Select the dependent variable and move it to the “Dependent List” box.
Click on “Plots.”
When this pop-up pops up…unselect “Stem-and-leaf”…select “Histogram”
…select “Normality plots with tests”…click “Continue”
…and then click “OK.”
On the line for “Skewness”…use a calculator and divide the “Statistic” by the “Std. Error”…which in this example is .137 / .637 …
…if the calculated value is within -1.96 to +1.96, then the variable is within the acceptable range for skewness.
Repeat this calculation for the statistic and std. error of the kurtosis. If the calculated value is within -1.96 to +1.96, then the variable is within the acceptable range for kurtosis.
Look to see if the dependent variable has a “Shapiro-Wilk” “Sig.” value that is >.05. If so, then the dependent variable is normally distributed and it meets the assumption C above.
Inspect the histogram to see if the dependent variable looks approximately normally distributed.
Inspect the “normal Q-Q plot” to see if the dots are close to the line.
Inspect the box plot to see if the whiskers are symmetrical.
Next, we need to check for the other assumptions of: independent variables do not have multicollinearity, that there is a linear relationship between dependent and independent variables, that the error terms are not auto-correlated, that the data reflects homoscedasticity, and that outliers are not in the data.
To do this, we first need to…
Click “Analyze”…“Regression”…“Linear.”
Select the dependent variable and move it to the “Dependent” box…select the independent variables and move them to the “Independent(s)” box
…make sure that “Enter” is selected as the method … and then click “Statistics.”
When this pop-up pops up, select…
“Estimates”…“Confidence intervals”…“Model fit”…“Descriptives”…“Collinearity diagnostics”…
… and select “Durbin-Watson”…“Casewise diagnostics”…make sure “Outliers outside” and “3” are selected
… click “Continue.”
Click on “Plots.”
Select “ZPRED” and move it to the “X” box…select “ZRESID” and move it to the “Y” box…

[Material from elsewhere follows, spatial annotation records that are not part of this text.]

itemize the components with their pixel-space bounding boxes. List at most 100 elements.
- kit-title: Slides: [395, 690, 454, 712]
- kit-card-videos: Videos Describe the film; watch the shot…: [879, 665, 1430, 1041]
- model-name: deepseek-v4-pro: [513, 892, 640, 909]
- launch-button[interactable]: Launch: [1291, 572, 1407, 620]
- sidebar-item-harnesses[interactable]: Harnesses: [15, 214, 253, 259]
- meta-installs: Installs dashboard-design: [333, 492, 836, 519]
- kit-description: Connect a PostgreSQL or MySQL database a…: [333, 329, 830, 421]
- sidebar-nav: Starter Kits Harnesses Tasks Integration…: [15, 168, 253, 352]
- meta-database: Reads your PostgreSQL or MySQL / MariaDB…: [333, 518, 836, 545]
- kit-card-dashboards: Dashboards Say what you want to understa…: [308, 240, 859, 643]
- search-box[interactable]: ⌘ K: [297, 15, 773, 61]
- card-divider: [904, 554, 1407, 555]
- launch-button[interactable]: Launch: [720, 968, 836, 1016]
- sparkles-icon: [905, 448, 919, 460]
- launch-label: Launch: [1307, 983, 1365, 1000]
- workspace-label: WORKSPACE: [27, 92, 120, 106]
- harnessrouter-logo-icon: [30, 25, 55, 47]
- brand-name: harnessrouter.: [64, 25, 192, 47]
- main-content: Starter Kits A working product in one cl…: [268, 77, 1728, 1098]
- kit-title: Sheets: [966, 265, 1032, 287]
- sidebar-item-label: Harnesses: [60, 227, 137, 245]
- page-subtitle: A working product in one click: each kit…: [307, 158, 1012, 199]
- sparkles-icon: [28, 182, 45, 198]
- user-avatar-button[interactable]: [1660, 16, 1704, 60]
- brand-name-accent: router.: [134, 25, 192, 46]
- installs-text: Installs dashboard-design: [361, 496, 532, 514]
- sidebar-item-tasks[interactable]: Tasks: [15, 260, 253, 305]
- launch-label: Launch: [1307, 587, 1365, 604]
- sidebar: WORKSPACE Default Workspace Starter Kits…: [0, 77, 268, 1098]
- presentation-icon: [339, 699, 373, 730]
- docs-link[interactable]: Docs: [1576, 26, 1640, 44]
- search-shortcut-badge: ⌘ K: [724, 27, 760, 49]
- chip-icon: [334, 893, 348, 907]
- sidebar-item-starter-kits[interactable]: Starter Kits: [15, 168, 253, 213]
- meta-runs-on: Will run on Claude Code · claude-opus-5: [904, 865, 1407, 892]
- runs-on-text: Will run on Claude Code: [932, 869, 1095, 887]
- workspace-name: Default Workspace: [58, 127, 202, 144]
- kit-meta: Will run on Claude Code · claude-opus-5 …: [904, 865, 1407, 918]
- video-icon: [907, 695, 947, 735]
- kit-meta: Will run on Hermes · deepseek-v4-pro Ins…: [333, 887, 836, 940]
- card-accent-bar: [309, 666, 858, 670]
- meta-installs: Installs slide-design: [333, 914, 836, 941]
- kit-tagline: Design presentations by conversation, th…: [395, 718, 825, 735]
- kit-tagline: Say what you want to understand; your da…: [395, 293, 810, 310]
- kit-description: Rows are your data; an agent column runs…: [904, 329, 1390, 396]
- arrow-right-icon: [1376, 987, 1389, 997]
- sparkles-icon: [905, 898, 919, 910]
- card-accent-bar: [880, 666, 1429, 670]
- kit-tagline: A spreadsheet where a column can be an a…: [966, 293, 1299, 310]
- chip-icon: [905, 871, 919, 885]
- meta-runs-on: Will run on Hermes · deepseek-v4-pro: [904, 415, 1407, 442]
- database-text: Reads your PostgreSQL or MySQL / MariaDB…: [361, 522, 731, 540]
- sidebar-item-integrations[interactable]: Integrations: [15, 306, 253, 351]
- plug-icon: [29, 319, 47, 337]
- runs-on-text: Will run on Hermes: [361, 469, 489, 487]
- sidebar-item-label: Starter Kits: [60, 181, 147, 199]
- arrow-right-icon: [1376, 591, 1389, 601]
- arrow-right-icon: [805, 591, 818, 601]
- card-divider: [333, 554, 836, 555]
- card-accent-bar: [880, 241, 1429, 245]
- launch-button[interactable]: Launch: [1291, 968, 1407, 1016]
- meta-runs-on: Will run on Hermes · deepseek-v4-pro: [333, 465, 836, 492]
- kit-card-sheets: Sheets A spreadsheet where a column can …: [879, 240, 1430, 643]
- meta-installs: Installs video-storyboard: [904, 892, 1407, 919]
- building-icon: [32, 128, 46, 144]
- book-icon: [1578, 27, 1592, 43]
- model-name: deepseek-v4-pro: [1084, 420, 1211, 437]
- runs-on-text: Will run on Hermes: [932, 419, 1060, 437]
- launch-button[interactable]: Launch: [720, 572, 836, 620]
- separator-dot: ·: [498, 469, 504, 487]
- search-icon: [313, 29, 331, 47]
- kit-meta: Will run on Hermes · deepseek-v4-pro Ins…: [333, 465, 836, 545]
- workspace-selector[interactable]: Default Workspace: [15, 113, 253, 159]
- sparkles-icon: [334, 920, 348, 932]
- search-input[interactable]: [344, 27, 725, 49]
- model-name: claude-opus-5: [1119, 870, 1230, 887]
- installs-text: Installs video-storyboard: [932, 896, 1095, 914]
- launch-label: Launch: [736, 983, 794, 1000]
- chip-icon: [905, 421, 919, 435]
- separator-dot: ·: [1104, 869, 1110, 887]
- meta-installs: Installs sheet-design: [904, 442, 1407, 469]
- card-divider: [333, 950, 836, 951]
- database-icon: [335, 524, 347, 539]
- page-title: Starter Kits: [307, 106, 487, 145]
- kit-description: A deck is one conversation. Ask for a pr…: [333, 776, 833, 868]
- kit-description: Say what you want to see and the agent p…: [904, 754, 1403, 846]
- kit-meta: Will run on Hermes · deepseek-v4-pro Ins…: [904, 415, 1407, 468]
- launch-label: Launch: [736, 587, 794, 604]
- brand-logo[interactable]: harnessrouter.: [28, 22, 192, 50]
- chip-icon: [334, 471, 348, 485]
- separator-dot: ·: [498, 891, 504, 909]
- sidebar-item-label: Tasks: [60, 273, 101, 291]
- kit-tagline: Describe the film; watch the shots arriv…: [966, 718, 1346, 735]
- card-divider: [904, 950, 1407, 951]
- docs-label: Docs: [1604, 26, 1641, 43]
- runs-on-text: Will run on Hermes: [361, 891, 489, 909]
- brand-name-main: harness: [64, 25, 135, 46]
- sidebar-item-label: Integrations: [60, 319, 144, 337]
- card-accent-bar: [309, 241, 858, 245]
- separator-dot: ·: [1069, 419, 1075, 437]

…select the “Normal probability plot”…click “Continue.”
Click on “Save.”
When this pop-up pops up, select “Mahalanobis”…select “Cook’s”…
…click “Continue.”
Click “OK.”
Multicollinearity is when the independent variables are highly correlated. When this happens, the correlating independent variables are very similar, and one of the variables should be removed from the regression analysis.

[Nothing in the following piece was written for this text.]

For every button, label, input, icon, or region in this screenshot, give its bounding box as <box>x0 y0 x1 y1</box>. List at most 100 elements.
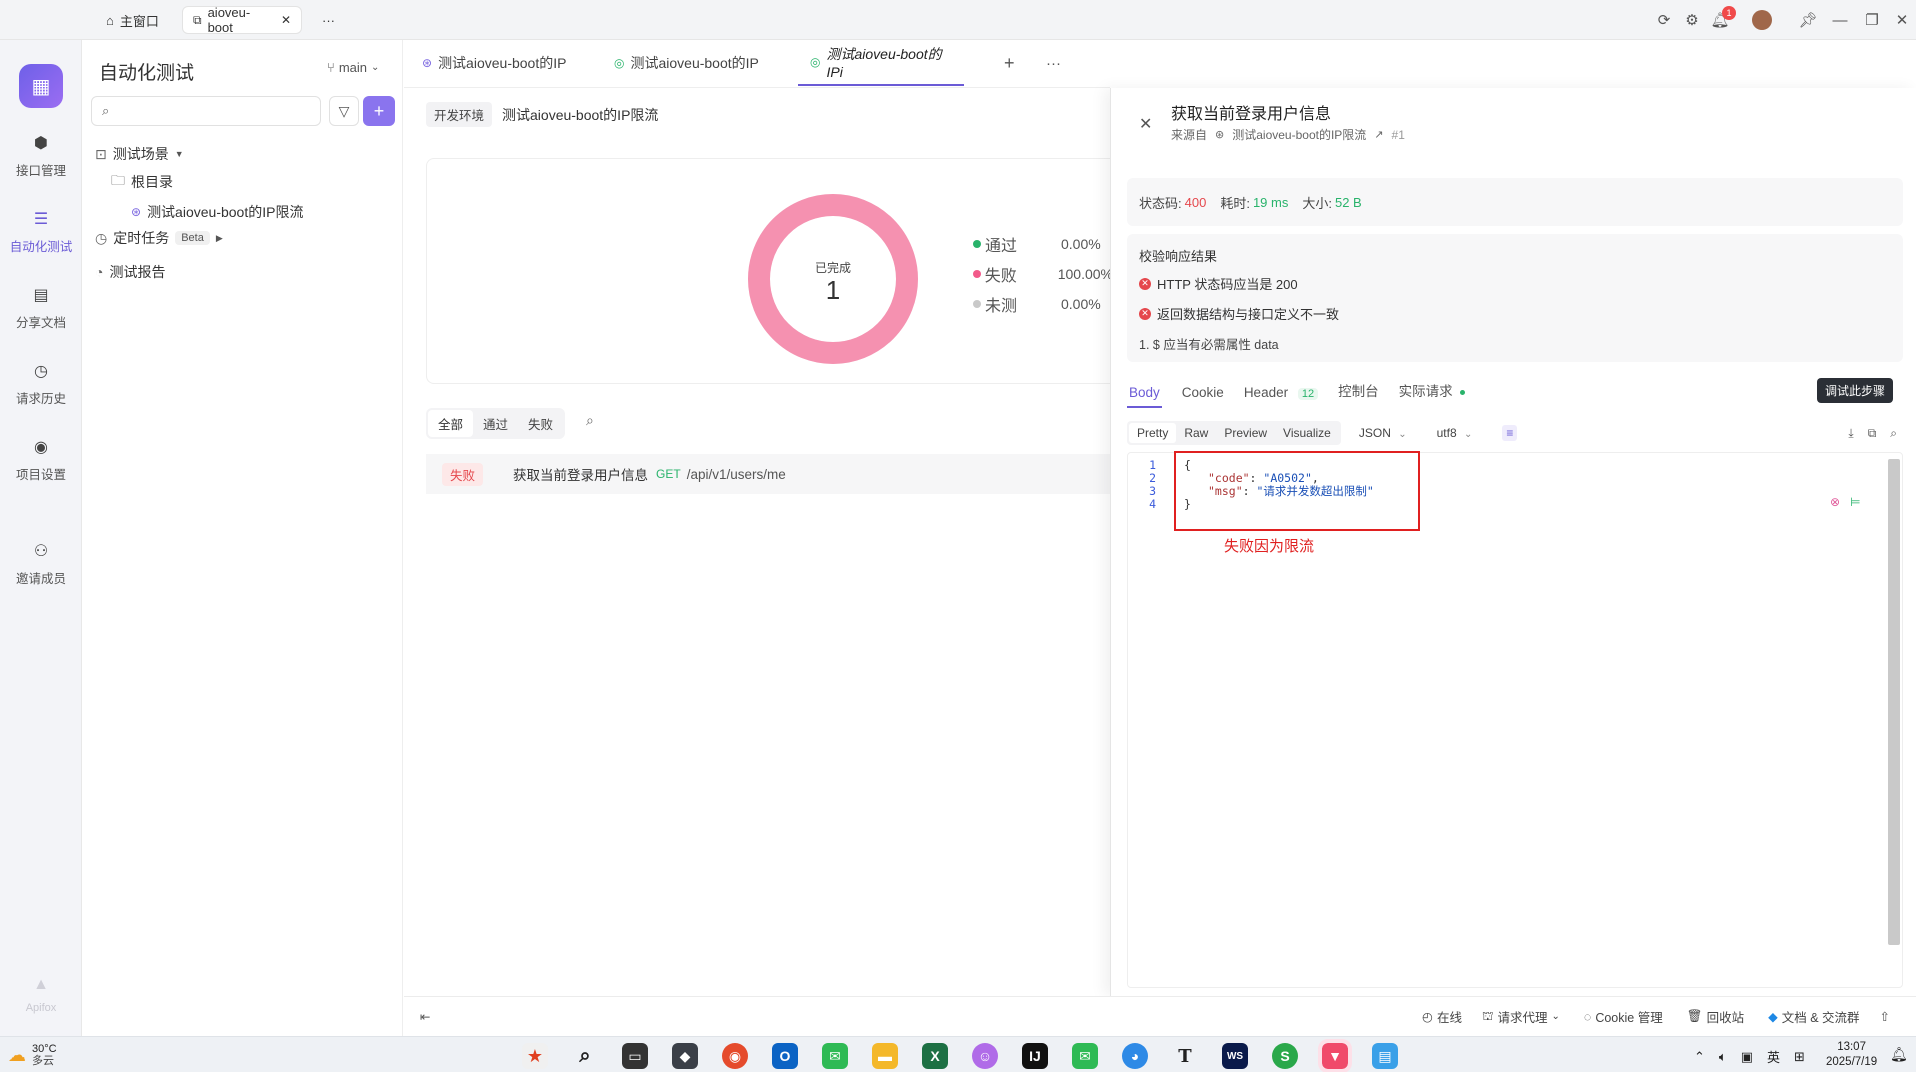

To test the assumption that our independent variables do not have multicollinearity (assumption D above), we should first look at the correlations of the independent variables with each other. The general rule of thumb is that correlations of ± 0.7 are too high…meaning that the variables are too much alike. If this is the case, just keep it in mind for now, and continue with the rest of the tests.

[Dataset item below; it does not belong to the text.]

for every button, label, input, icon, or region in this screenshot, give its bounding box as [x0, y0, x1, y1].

The authoritative test for multicollinearity is the “Tolerance” and “VIF” values for each independent value. If Tolerance is less than 0.1, then that variable has too high of a correlation with another variable. If the VIF value is greater than 10, then that variable has too high of a correlation with another variable. You can find these values in the “Coefficients” table in your SPSS output.
If the Tolerance and VIF values are greater than 0.1 and less than 10, then you have met the assumption that the variables do not reflect multicollinearity. Note whether or not this assumption was met.
If a variable shows multicollinearity, we would want to exclude that variable from the regression analysis.
Next, we want to test the assumption that the error terms are not auto-correlated. Look at the Durbin-Watson test in the “Model Summary” table. If the value is greater than 1.0, then the assumption was met (assumption E above).